已近亥时,衙门独间大牢之中,知县---马益辙心有不甘,他盼着甘坤道真有甚么本事,哪怕不是起死回生之术,他总要瞧瞧。

独自来此,又不好失了知县的威严,怃敖作态,想那甘坤道在意他乃椒城堂堂知县,理该懂得进退,孰料,甘坤道在监牢之中并无好颜色待他。

方才,二人一经说话便无好语气,马益辙未见她的真本事之前决计不会信她有甚能耐,加之,甘坤道冷言冷语,马益辙忍耐不住,遂狂言道:“甘道长你难道不知,本官手握生杀大权,无论你是甚么人,在我这儿,要你生你便生,要你死,子时都活不到。”
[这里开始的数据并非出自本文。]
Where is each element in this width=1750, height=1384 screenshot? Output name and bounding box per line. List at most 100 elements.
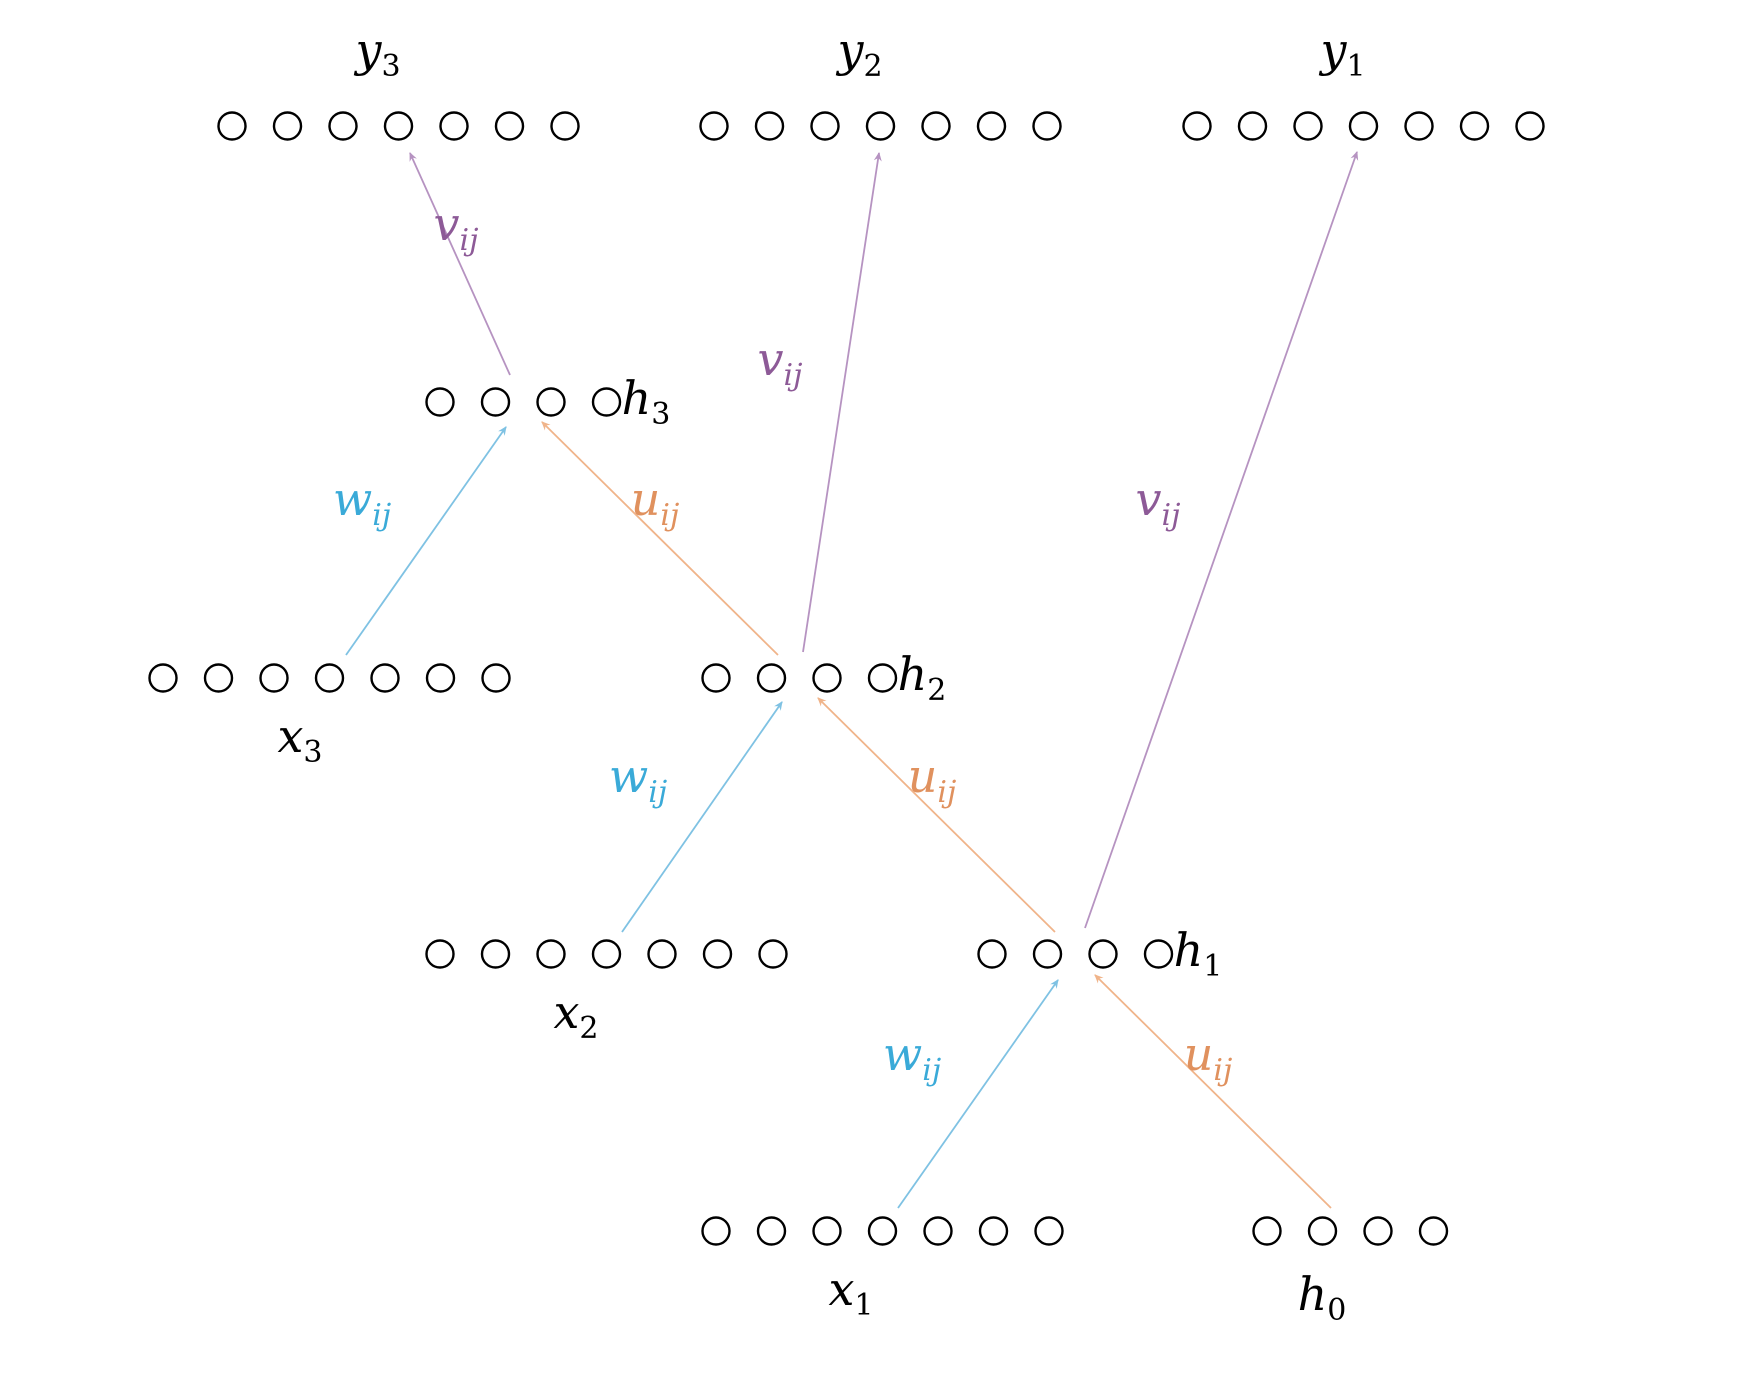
weight-label-base: v [1136,472,1162,526]
label-x1: x1 [828,1262,873,1323]
node-y1-6 [1459,111,1490,141]
node-x2-7 [758,939,788,969]
label-y1-subscript: 1 [1346,49,1365,84]
label-h1-subscript: 1 [1203,949,1222,984]
weight-label-base: u [1184,1027,1214,1081]
node-x1-6 [978,1216,1009,1246]
layers-group [148,111,1545,1246]
node-y1-5 [1404,111,1434,141]
layer-x2 [425,939,788,969]
node-h0-1 [1252,1216,1282,1246]
layer-x1 [701,1216,1064,1246]
node-y3-4 [383,111,414,141]
label-y1: y1 [1318,23,1365,84]
weight-label-base: v [758,332,784,386]
node-h2-2 [756,663,787,693]
edge-h1-h2 [817,697,1056,933]
node-h3-3 [536,387,566,417]
node-x2-3 [536,939,566,969]
node-h0-4 [1418,1216,1449,1246]
weight-label-subscript: ij [1213,1053,1232,1088]
weight-label-h3-y3: vij [434,197,479,258]
weight-label-base: w [609,749,648,803]
weight-label-subscript: ij [460,223,479,258]
weight-label-x1-h1: wij [883,1027,941,1088]
label-x3-subscript: 3 [303,735,322,770]
node-x3-4 [314,663,345,693]
weight-label-base: w [883,1027,922,1081]
node-y3-5 [439,111,469,141]
node-y3-1 [217,111,247,141]
label-h3: h3 [622,371,671,432]
edge-x3-h3 [345,426,507,656]
node-y1-7 [1515,111,1545,141]
weight-label-base: u [631,472,661,526]
node-y2-4 [865,111,896,141]
layer-y2 [699,111,1062,141]
label-x1-base: x [828,1262,854,1316]
label-y1-base: y [1318,23,1347,77]
node-h2-1 [701,663,731,693]
edge-h3-y3 [409,152,511,376]
node-y2-5 [921,111,951,141]
weight-label-x3-h3: wij [333,472,391,533]
label-h3-subscript: 3 [651,397,670,432]
weight-label-subscript: ij [1162,498,1181,533]
weight-label-subscript: ij [648,775,667,810]
weight-label-h2-y2: vij [758,332,803,393]
label-y3-base: y [353,23,382,77]
label-x3: x3 [277,709,322,770]
label-x3-base: x [277,709,303,763]
node-h2-3 [812,663,842,693]
edge-h1-y1 [1084,151,1359,929]
label-h1-base: h [1174,923,1204,977]
node-x1-1 [701,1216,731,1246]
layer-y3 [217,111,580,141]
node-y2-2 [754,111,785,141]
weight-label-h1-h2: uij [908,749,957,810]
layer-y1 [1182,111,1545,141]
layer-x3 [148,663,511,693]
weight-label-h0-h1: uij [1184,1027,1233,1088]
weight-label-base: v [434,197,460,251]
node-h3-1 [425,387,455,417]
label-y2-subscript: 2 [863,49,882,84]
weight-label-subscript: ij [660,498,679,533]
node-y1-3 [1293,111,1323,141]
weight-label-x2-h2: wij [609,749,667,810]
node-x2-2 [480,939,511,969]
node-h0-3 [1363,1216,1393,1246]
edge-x1-h1 [897,979,1059,1209]
node-h1-1 [977,939,1007,969]
node-h3-4 [591,387,622,417]
weight-label-base: w [333,472,372,526]
node-x1-5 [923,1216,953,1246]
label-h0: h0 [1298,1267,1347,1328]
node-x1-4 [867,1216,898,1246]
weight-label-subscript: ij [937,775,956,810]
label-h2-subscript: 2 [927,673,946,708]
node-x3-6 [425,663,456,693]
node-x2-4 [591,939,622,969]
node-x2-5 [647,939,677,969]
node-x1-7 [1034,1216,1064,1246]
label-h0-subscript: 0 [1327,1293,1346,1328]
node-h1-2 [1032,939,1063,969]
node-y1-1 [1182,111,1212,141]
node-x1-2 [756,1216,787,1246]
label-h1: h1 [1174,923,1223,984]
node-h2-4 [867,663,898,693]
layer-h3 [425,387,622,417]
edge-x2-h2 [621,701,783,933]
weight-label-subscript: ij [372,498,391,533]
node-y1-4 [1348,111,1379,141]
label-h2: h2 [898,647,947,708]
layer-h0 [1252,1216,1449,1246]
label-y3-subscript: 3 [381,49,400,84]
weight-label-base: u [908,749,938,803]
weight-label-subscript: ij [922,1053,941,1088]
node-h1-3 [1088,939,1118,969]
“大人这话说给贫道听的吗?还是你历来如此,无论何人?”

“甘坤道,闲话不多说,本官之所以将你羁押于此,乃是你被人状告是江湖骗子,你说说看,本官该不该拿你?”话锋一转,马益辙道:“不过,村人皆信你道术无边,能起死回生道术。既然你已说清那妇人不便救活,好,那本官如何信你所言千真万确呢?总该让本官见识见识你真有本事才好说吧?”

甘坤道拂尘一甩,冷言笑道:“谁想见就能见着,那贫道岂不是玩杂耍的人了?大人,贫道奉劝你一句,千万别真见着了,你若想开眼界,就怕追悔便来不及了。”

“好大的胆子,你竟然敢威胁本官?甘道长,本官算是明白了,你着实就是个江湖骗子,任由本官这般你都不敢使出真本事,你骗得了百姓,可骗不了本官我呀!”

侧过眸光,她傲睨了他一眼。“大人,你信贫道有道术否?”

他揆度,确实无法言明信或不信。

见他不言,甘坤道眸光不再瞧他。“大人请回吧!你以莫须有的罪名就将贫道羁押于监牢之中,来日就不知大人再以何种名义将贫道放出了。”

“放出去?本官几时说过要放你出牢?”马益辙“嘶”了一声。“也好,若甘道长就在这牢房之中使出道术,令本官瞧来适意了,本官可酌情想想该不该放你出去。”

二人你来我往,彼此都言辞挑衅,各不相让。

那狱卒在衙门里干事,按理该顺着马益辙,但他却坚信甘坤道乃得道高人,实不敢开罪了她。奈何,马益辙这会赶来,甘坤道不甚搭理,这般下去,他这个狱卒便左右为难。故,他一旁处和,以解各自不快。“甘道长,活神仙,您道术无边,马大人怎会不信呢?只不过,大人乃堂堂知县,不设法让百姓信服,他又如何随意便放您出牢呢?依小人看,大人今个就让甘道长好生歇息,不必在意那妇人之死的事了。改明还烦甘道长您趁便施法一次,让百姓瞧瞧,堵住了他们的嘴,大人才好放您出牢啊!”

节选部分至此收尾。